There were also several problems on the day. A local election observer group said more than 100,000 voters were turned away from polling stations because they lacked identification papers. Several foreign journalists were arrested while trying to report on the day’s events, including two Britons who lacked accreditation and could face two years in jail. In the centre of Harare, scores of local women who were praying peacefully for “divine intervention” in the poll were rounded up by police and dragged to the cells. In the countryside ill-educated voters were told that new transparent ballot boxes meant votes were not secret and anyone who backed the MDC would be punished.

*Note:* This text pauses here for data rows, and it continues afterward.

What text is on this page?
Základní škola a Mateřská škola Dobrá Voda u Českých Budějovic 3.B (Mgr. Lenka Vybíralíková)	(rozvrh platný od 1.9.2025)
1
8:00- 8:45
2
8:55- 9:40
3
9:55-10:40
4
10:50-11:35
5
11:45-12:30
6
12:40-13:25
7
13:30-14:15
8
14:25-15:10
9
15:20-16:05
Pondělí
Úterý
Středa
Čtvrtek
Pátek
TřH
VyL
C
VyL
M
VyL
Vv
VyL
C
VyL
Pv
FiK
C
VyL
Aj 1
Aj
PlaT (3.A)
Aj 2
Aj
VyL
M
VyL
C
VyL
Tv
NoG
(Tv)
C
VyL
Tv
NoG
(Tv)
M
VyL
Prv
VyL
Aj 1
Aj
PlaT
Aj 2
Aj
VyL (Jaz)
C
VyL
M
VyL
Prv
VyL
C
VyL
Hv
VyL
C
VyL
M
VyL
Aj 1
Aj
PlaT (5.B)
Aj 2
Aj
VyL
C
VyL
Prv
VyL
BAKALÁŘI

The opposition leader, Morgan Tsvangirai, said the MDC had taken part in the election reluctantly as it knew the poll would be neither free nor fair. On Friday, he denounced the vote as fraudulent, claiming that in some constituencies more votes had been ascribed to ZANU than total votes cast. The MDC is now calling for fresh elections, once the constitution has been rewritten to reduce ZANU's influence over electoral institutions.

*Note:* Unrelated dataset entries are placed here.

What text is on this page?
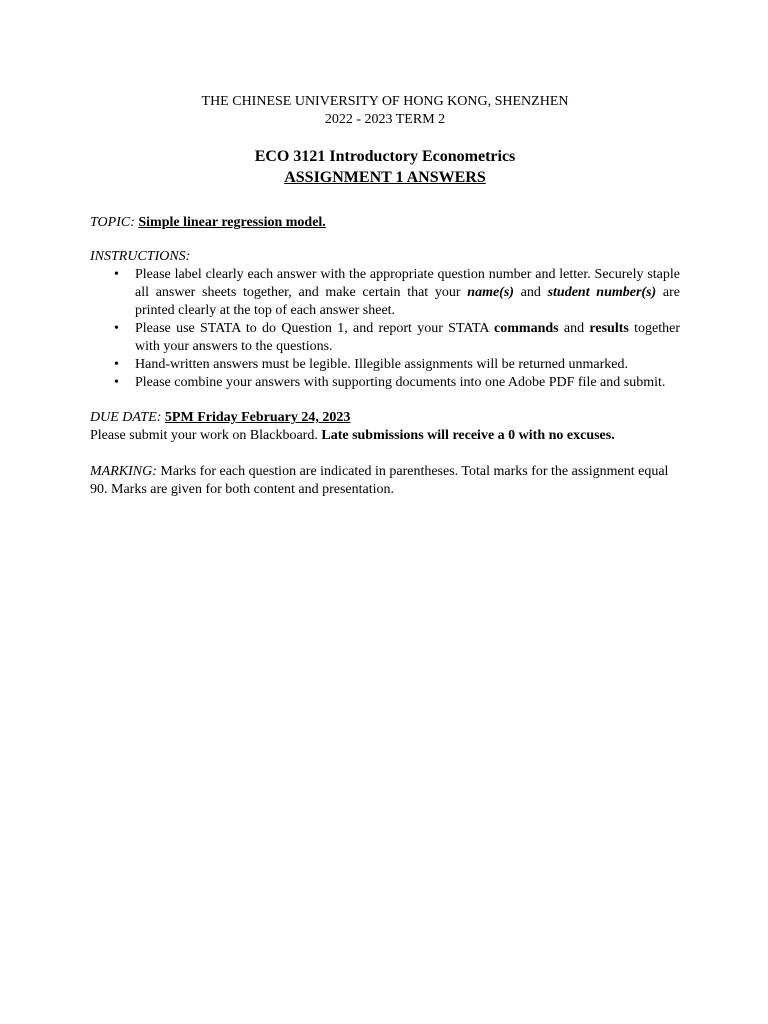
THE CHINESE UNIVERSITY OF HONG KONG, SHENZHEN
2022 - 2023 TERM 2
ECO 3121 Introductory Econometrics
ASSIGNMENT 1 ANSWERS
TOPIC: Simple linear regression model.
INSTRUCTIONS:
• Please label clearly each answer with the appropriate question number and letter. Securely staple all answer sheets together, and make certain that your name(s) and student number(s) are printed clearly at the top of each answer sheet.
• Please use STATA to do Question 1, and report your STATA commands and results together with your answers to the questions.
• Hand-written answers must be legible. Illegible assignments will be returned unmarked.
• Please combine your answers with supporting documents into one Adobe PDF file and submit.
DUE DATE: 5PM Friday February 24, 2023
Please submit your work on Blackboard. Late submissions will receive a 0 with no excuses.
MARKING: Marks for each question are indicated in parentheses. Total marks for the assignment equal 90. Marks are given for both content and presentation.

That prospect is highly unlikely. If the constitution is recast, it will not be to the MDC's liking. Reaching the two-thirds threshold in parliament permits Mr Mugabe to rewrite the document to allow him to retire without triggering a new presidential election. That would make it easier for Mr Mugabe, now 81, to handpick and then impose a successor, probably the new vice-president, Joyce Mujuru, known during the liberation war of the 1970s as Comrade Spill Blood.
As for foreign observers, they have followed a well-beaten path. The United States immediately issued a warning that the election, though more peaceful than the last one, could hardly be considered fair. The European Union was also critical, despite France's eagerness to endorse Mr Mugabe’s win. By contrast, fellow Africans, notably South Africa’s delegation and the regional Southern African Development Community, gave the poll a clean bill of health.

All of which means that Mr Mugabe and his ZANU followers are sure to retain their grip on Zimbabwe, despite several years of economic collapse, hunger, corruption, a spiralling AIDS epidemic, chronic misrule and widespread hatred of the ruling party (which is itself sharply divided). In February, the Johannesburg-based Famine Early Warning System Network estimated that 5.8m Zimbabweans, in a population of around 11.5m, desperately need food aid—or they could starve. While the opposition movement continues its struggle for democracy, most of the population are merely struggling to survive.